Museum Director Michael Cogswell flew to Sweden in March to secure the rare bounty to be sent to New York. He did not realize at the time that Hägglöf had painstakingly gathered and organized thousands of recordings, videos, posters and other collectibles that would take 4 1/2 days to organize and pack into 72 shipping containers.

The boxes arrived July 7 and the museum’s archivist, Ricky Riccardi, said during a Sept. 22 event unveiling the collection that in the short time he has spent going through it, he has found many gems already. He expects to spend two years cataloguing the items.

“He passed away March 6, 2009, and he left us with his collection. If I had to sum it up in three words, it would be ‘recordings, recordings, recordings.’ Hundreds, thousands of recordings, extremely rare recordings, many I’ve never heard,” Riccardi said. “I’ve only just hit the tip of the iceberg. I don’t know what else I’m going to find.”
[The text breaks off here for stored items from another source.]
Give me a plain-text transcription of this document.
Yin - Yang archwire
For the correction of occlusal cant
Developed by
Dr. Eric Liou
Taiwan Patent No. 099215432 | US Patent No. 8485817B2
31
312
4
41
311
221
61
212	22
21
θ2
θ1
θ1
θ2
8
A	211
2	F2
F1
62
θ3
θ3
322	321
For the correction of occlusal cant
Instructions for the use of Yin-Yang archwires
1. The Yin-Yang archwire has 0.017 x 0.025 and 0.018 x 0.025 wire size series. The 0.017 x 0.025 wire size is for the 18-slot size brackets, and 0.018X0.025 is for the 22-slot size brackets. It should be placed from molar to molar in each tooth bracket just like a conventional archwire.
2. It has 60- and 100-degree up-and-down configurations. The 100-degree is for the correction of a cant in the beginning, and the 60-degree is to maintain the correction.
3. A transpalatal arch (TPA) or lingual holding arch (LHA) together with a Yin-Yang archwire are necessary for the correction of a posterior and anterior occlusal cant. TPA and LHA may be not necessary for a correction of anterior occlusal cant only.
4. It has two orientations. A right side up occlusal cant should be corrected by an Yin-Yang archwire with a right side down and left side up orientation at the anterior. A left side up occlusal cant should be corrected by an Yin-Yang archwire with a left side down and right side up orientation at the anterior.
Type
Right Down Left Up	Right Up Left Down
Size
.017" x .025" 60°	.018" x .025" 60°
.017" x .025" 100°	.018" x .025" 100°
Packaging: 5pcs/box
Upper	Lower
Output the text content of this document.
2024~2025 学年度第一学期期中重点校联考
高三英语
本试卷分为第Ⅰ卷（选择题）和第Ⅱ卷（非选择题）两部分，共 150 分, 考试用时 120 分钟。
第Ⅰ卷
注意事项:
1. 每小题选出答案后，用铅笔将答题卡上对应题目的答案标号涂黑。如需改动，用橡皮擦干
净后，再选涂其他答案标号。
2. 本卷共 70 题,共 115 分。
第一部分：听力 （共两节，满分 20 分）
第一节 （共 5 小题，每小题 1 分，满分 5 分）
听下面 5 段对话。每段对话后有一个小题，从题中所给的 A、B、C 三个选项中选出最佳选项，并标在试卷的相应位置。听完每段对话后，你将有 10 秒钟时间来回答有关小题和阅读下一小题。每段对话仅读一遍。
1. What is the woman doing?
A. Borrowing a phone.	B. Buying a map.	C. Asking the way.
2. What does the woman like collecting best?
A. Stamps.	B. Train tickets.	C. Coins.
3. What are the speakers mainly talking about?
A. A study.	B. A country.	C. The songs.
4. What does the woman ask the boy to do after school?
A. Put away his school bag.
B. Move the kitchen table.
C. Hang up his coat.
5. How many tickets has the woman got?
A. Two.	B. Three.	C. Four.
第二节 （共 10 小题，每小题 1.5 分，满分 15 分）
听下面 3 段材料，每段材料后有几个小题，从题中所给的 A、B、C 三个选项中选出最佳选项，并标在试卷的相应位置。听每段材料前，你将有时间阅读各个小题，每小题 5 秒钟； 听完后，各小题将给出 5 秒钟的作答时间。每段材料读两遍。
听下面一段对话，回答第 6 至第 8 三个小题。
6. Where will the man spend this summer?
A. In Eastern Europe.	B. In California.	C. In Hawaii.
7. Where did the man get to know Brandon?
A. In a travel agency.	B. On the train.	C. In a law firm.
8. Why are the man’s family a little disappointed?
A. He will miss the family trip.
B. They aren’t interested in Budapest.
Hägglöf dedicated most of his life to Armstrong and his legacy after hearing his song “In the Shade of the Apple Tree” in 1949. Several years before his death. Hägglöf wrote in a letter to Riccardi that after listening to that classic tune, “my life made a sudden turn, and since then Louis has been my inspiration in everything I do.”

In 2004, Hägglöf, a Swedish bank worker by day who never married marriage in order to dedicate his life to his musical idol, visited New York to meet Cogswell and other Armstrong fanatics and to tour sites relevant to the jazz great.

“We did everything Louis Armstrong in Queens,” Cogswell recalled. “We spent a couple of days at the house, we went to Louis Armstrong High School and we went to Flushing Cemetery, where Gösta put flowers on his grave.”

After his death, the museum learned that it would be the benefactor of every piece of Armstrong lore Gösta owned. Queens College, which runs the museum, already had the world’s largest collection of items dedicated to a single jazz musician before Gösta’s massive donation.

“They opened his will and found out that Gösta Hägglöf had left his entire Louis Armstrong collection to the Louis Armstrong House, so that was very touching,” Cogswell said.

Highlights from the Hägglöf collection — described by Riccardi as one of the most comprehensive in the world — are slated to be permanently on display at the museum for attendees to view as they are rediscovered by Riccardi and selected by museum staff for prominent placement.